The LoHud Yankees Blog

A New York Yankees blog by Chad Jennings and the staff of The Journal News

MLB approves protective caps for pitchers

Posted by: Chad Jennings - Posted in Misc on Jan 28, 2014 Print This Post Print This Post | Email This Post Email This Post

MLB-Protective Caps BaseballIt was a stunned sort of quiet that fell over Yankee Stadium on May 29, 2010. Alex Rodriguez had just doubled to right field, Nick Swisher was rounding third base, and Indians starter David Huff was lying face down on top of the mound.

Rodriguez’s line drive had hit off Huff’s head, ricocheted over the right side of the infield, and carried on the fly into the outfield toward the right-field line. As soon as Rodriguez got to second base, he put his hands on his head, took off his helmet, and took a knee.

“Your heart stops,” Rodriguez said that day. “You want so badly to take it back. You’re scared. You think of him. You think of his family. You think of a million other places that the ball could have gone other than where it did. Why there?”

On Tuesday, Major League Baseball took a step toward protecting other pitchers from that exact same situation.

The league has approved the use of a padded, protective cap for pitchers. No one will be required to wear it – not in the Majors or the minors – but players will be allowed to test out the new technology during spring training. They can wear it during the season if they’d like to do so.

“We talked to a lot of guys who had been through this, and they provided a wealth of information to help us,” Bruce Foster, CEO of the 4Licensing Corporation, told The Associated Press. “We went through a myriad of different designs to develop this.”

MLB-Protective Caps BaseballThe approved cap is called IsoBLOX. It’s made with safety plates sewn into the hats. The finished product weighs six to seven ounces more than normal caps. They’re also roughly a half-inch thicker in the front about an inch thicker on the sides.
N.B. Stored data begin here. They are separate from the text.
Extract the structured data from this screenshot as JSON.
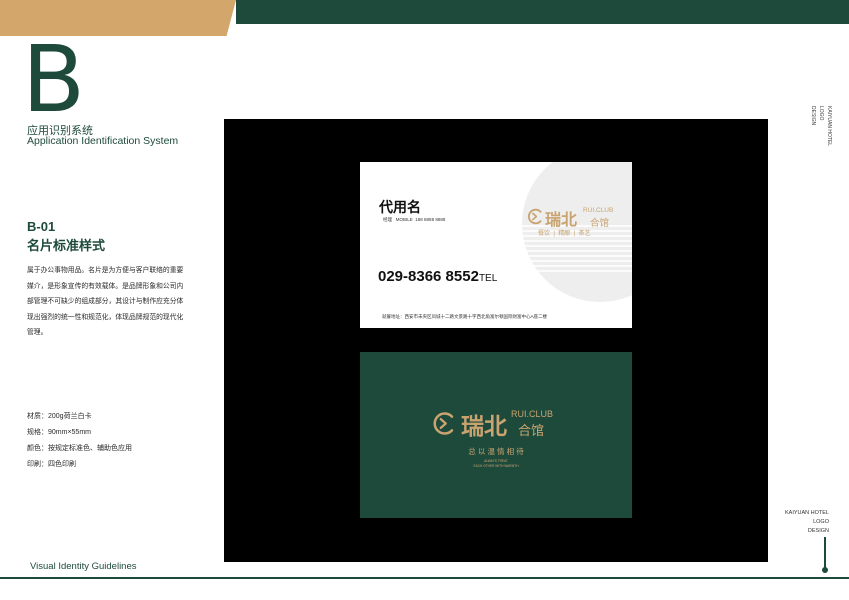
{
  "header": {
    "section_letter": "B",
    "system_cn": "应用识别系统",
    "system_en": "Application Identification System"
  },
  "section": {
    "code": "B-01",
    "title": "名片标准样式"
  },
  "description": "属于办公事物用品。名片是为方便与客户联络的重要媒介，是形象宣传的有效载体。是品牌形象和公司内部管理不可缺少的组成部分，其设计与制作应充分体现出强烈的统一性和规范化，体现品牌规范的现代化管理。",
  "specs": [
    "材质：200g荷兰白卡",
    "规格：90mm×55mm",
    "颜色：按规定标准色、辅助色应用",
    "印刷：四色印刷"
  ],
  "footer": "Visual Identity Guidelines",
  "vertical_label": [
    "KAIYUAN HOTEL",
    "LOGO",
    "DESIGN"
  ],
  "brand_mark": [
    "KAIYUAN HOTEL",
    "LOGO",
    "DESIGN"
  ],
  "card_front": {
    "name": "代用名",
    "role": "经理",
    "mobile_label": "MOBILE",
    "mobile": "188 8888 8888",
    "phone": "029-8366 8552",
    "phone_label": "TEL",
    "address": "就餐地址：西安市未央区凤城十二路文景路十字西北角富尔顿国际财富中心A座二楼",
    "logo_cn": "瑞北",
    "logo_en": "RUI.CLUB",
    "logo_cn2": "合馆",
    "tagline_items": [
      "餐饮",
      "精酿",
      "茶艺"
    ]
  },
  "card_back": {
    "logo_cn": "瑞北",
    "logo_en": "RUI.CLUB",
    "logo_cn2": "合馆",
    "slogan": "总 以 温 情 相 待",
    "slogan_en_1": "ALWAYS TREAT",
    "slogan_en_2": "EACH OTHER WITH WARMTH"
  },
  "colors": {
    "brand_green": "#1e4a3c",
    "brand_gold": "#d3a66c",
    "logo_gold": "#c9a470"
  }
}
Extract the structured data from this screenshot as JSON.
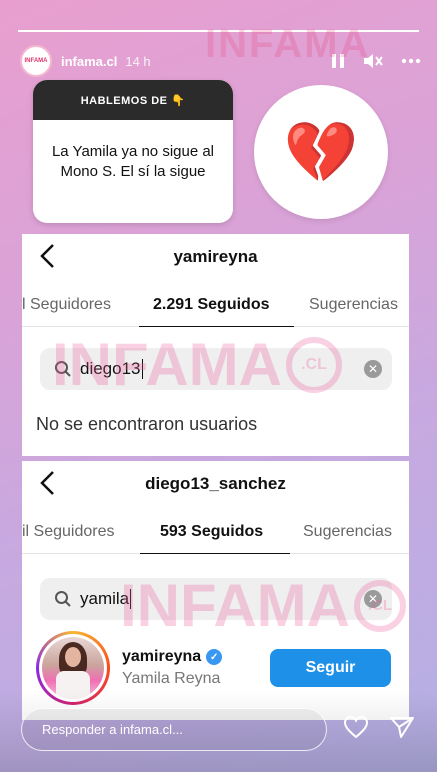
{
  "story": {
    "username": "infama.cl",
    "time": "14 h",
    "avatar_text": "INFAMA",
    "progress_fraction": 1.0,
    "segments": 1
  },
  "watermark": {
    "text": "INFAMA",
    "suffix": ".CL"
  },
  "sticker": {
    "header": "HABLEMOS DE 👇",
    "body": "La Yamila ya no sigue al Mono S. El sí la sigue",
    "emoji": "💔"
  },
  "panel1": {
    "title": "yamireyna",
    "tabs": [
      "l Seguidores",
      "2.291 Seguidos",
      "Sugerencias"
    ],
    "search_value": "diego13",
    "no_results": "No se encontraron usuarios"
  },
  "panel2": {
    "title": "diego13_sanchez",
    "tabs": [
      "il Seguidores",
      "593 Seguidos",
      "Sugerencias"
    ],
    "search_value": "yamila",
    "user": {
      "handle": "yamireyna",
      "full_name": "Yamila Reyna",
      "verified": true,
      "button": "Seguir"
    }
  },
  "reply": {
    "placeholder": "Responder a infama.cl..."
  },
  "colors": {
    "follow_button": "#1e90e8",
    "watermark": "#ea3c78"
  }
}
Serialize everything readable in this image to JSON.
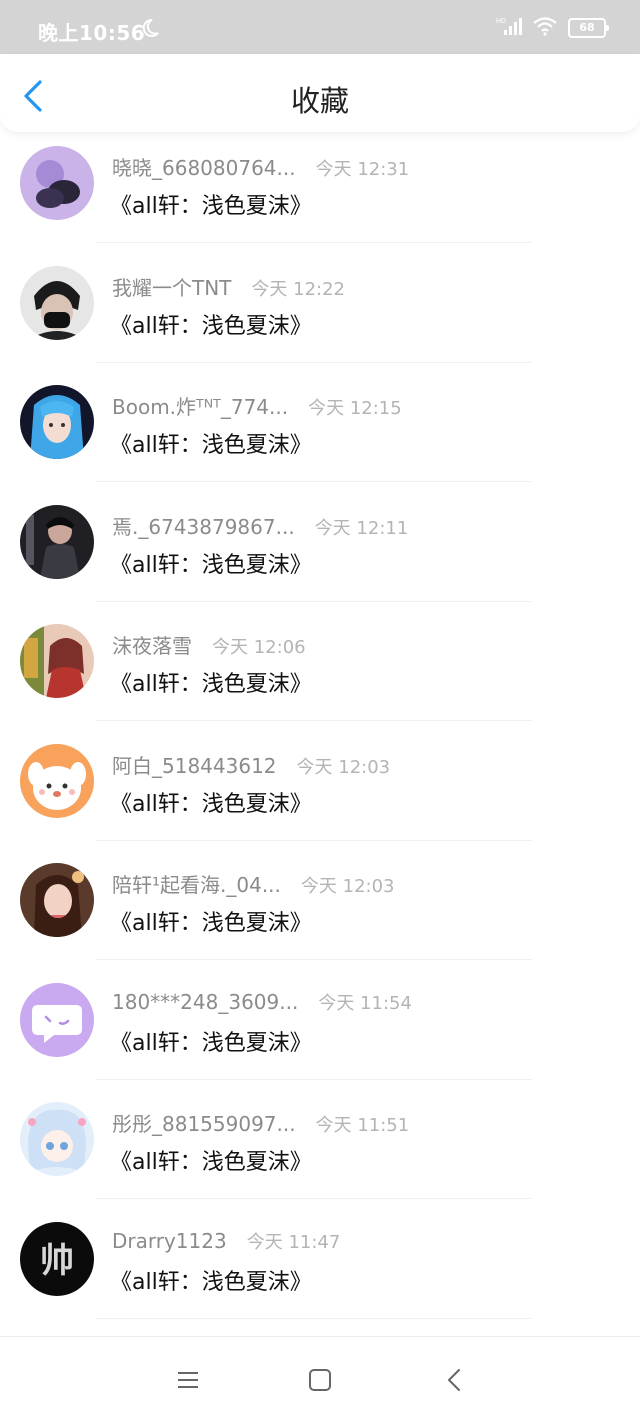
{
  "status_bar": {
    "time": "晚上10:56",
    "battery": "68",
    "network_label": "HD"
  },
  "header": {
    "title": "收藏",
    "back_icon": "chevron-left-icon"
  },
  "colors": {
    "accent": "#2196F3",
    "status_bar_bg": "#d4d4d4",
    "username": "#8b8b8b",
    "timestamp": "#b4b4b4"
  },
  "items": [
    {
      "username": "晓晓_668080764...",
      "time": "今天 12:31",
      "title": "《all轩：浅色夏沫》"
    },
    {
      "username": "我耀一个TNT",
      "time": "今天 12:22",
      "title": "《all轩：浅色夏沫》"
    },
    {
      "username": "Boom.炸ᵀᴺᵀ_774...",
      "time": "今天 12:15",
      "title": "《all轩：浅色夏沫》"
    },
    {
      "username": "焉._6743879867...",
      "time": "今天 12:11",
      "title": "《all轩：浅色夏沫》"
    },
    {
      "username": "沫夜落雪",
      "time": "今天 12:06",
      "title": "《all轩：浅色夏沫》"
    },
    {
      "username": "阿白_518443612",
      "time": "今天 12:03",
      "title": "《all轩：浅色夏沫》"
    },
    {
      "username": "陪轩¹起看海._04...",
      "time": "今天 12:03",
      "title": "《all轩：浅色夏沫》"
    },
    {
      "username": "180***248_3609...",
      "time": "今天 11:54",
      "title": "《all轩：浅色夏沫》"
    },
    {
      "username": "彤彤_881559097...",
      "time": "今天 11:51",
      "title": "《all轩：浅色夏沫》"
    },
    {
      "username": "Drarry1123",
      "time": "今天 11:47",
      "title": "《all轩：浅色夏沫》"
    }
  ],
  "nav_bar": {
    "menu_icon": "menu-icon",
    "home_icon": "home-square-icon",
    "back_icon": "back-triangle-icon"
  }
}
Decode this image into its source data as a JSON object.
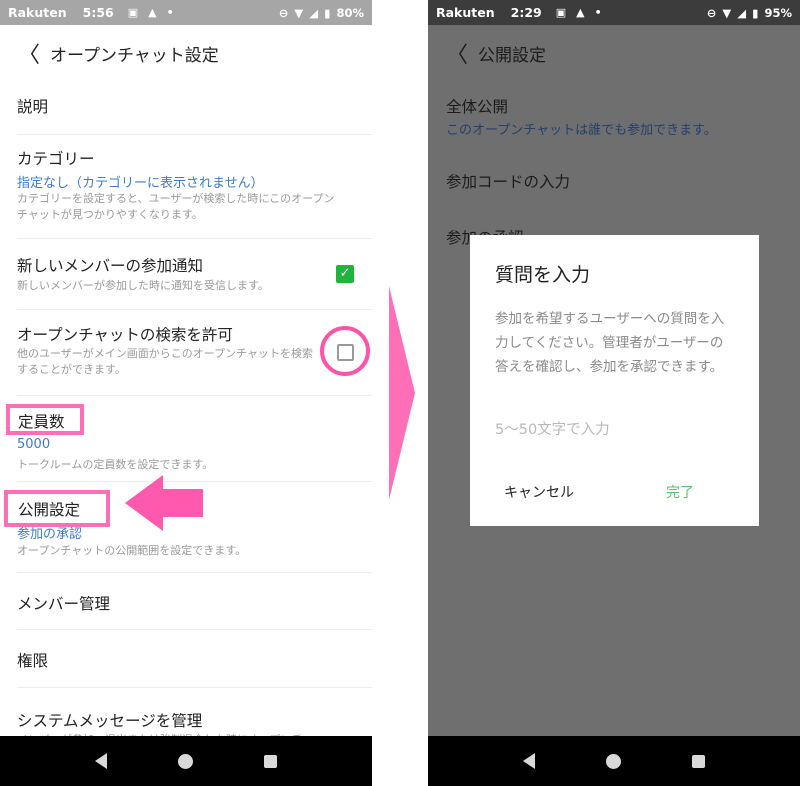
{
  "left": {
    "status": {
      "carrier": "Rakuten",
      "time": "5:56",
      "battery": "80%"
    },
    "header": {
      "title": "オープンチャット設定"
    },
    "items": [
      {
        "title": "説明"
      },
      {
        "title": "カテゴリー",
        "value": "指定なし（カテゴリーに表示されません）",
        "desc": "カテゴリーを設定すると、ユーザーが検索した時にこのオープンチャットが見つかりやすくなります。"
      },
      {
        "title": "新しいメンバーの参加通知",
        "desc": "新しいメンバーが参加した時に通知を受信します。",
        "checked": true
      },
      {
        "title": "オープンチャットの検索を許可",
        "desc": "他のユーザーがメイン画面からこのオープンチャットを検索することができます。",
        "checked": false
      },
      {
        "title": "定員数",
        "value": "5000",
        "desc": "トークルームの定員数を設定できます。"
      },
      {
        "title": "公開設定",
        "value": "参加の承認",
        "desc": "オープンチャットの公開範囲を設定できます。"
      },
      {
        "title": "メンバー管理"
      },
      {
        "title": "権限"
      },
      {
        "title": "システムメッセージを管理",
        "desc": "メンバーが参加、退出または強制退会した時にオープンチャ"
      }
    ]
  },
  "right": {
    "status": {
      "carrier": "Rakuten",
      "time": "2:29",
      "battery": "95%"
    },
    "header": {
      "title": "公開設定"
    },
    "items": [
      {
        "title": "全体公開",
        "value": "このオープンチャットは誰でも参加できます。"
      },
      {
        "title": "参加コードの入力"
      },
      {
        "title": "参加の承認"
      }
    ],
    "dialog": {
      "title": "質問を入力",
      "message": "参加を希望するユーザーへの質問を入力してください。管理者がユーザーの答えを確認し、参加を承認できます。",
      "placeholder": "5〜50文字で入力",
      "cancel": "キャンセル",
      "done": "完了"
    }
  },
  "colors": {
    "accent_pink": "#ff6fb8",
    "link_blue": "#3b7bd5",
    "check_green": "#21b33b",
    "done_green": "#4fca6a"
  }
}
That sort of slightly awkward design might make pitchers hesitant to use the new caps. When larger protective batting helmets became available, few hitters embraced the new helmets because they felt and looked awkward. That said, pitchers being hit by comebackers has become a much-more talked about problem than hitters being drilled in the head.

Toronto starter J.A. Happ and Tampa Bay starter Alex Cobb were hit in the head last year, and Tigers starter Doug Fister took a line drive to the head during the 2012 World Series. It was also in 2012 that A’s starter Brandon McCarthy was hit in the head by a line drive. He eventually required surgery for a fractured skull, a brain contusion and bleeding within the head.

“I mean, we’re playing a game,” Rodriguez said on the day his line drive flattened future-teammate Huff. “I know it’s a business too, but for all of us, playing it should always be a game first. When something like that happens right in front of your eyes it makes you think long and hard about things much bigger than throwing or hitting a baseball or running around the bases for a few hours a day.”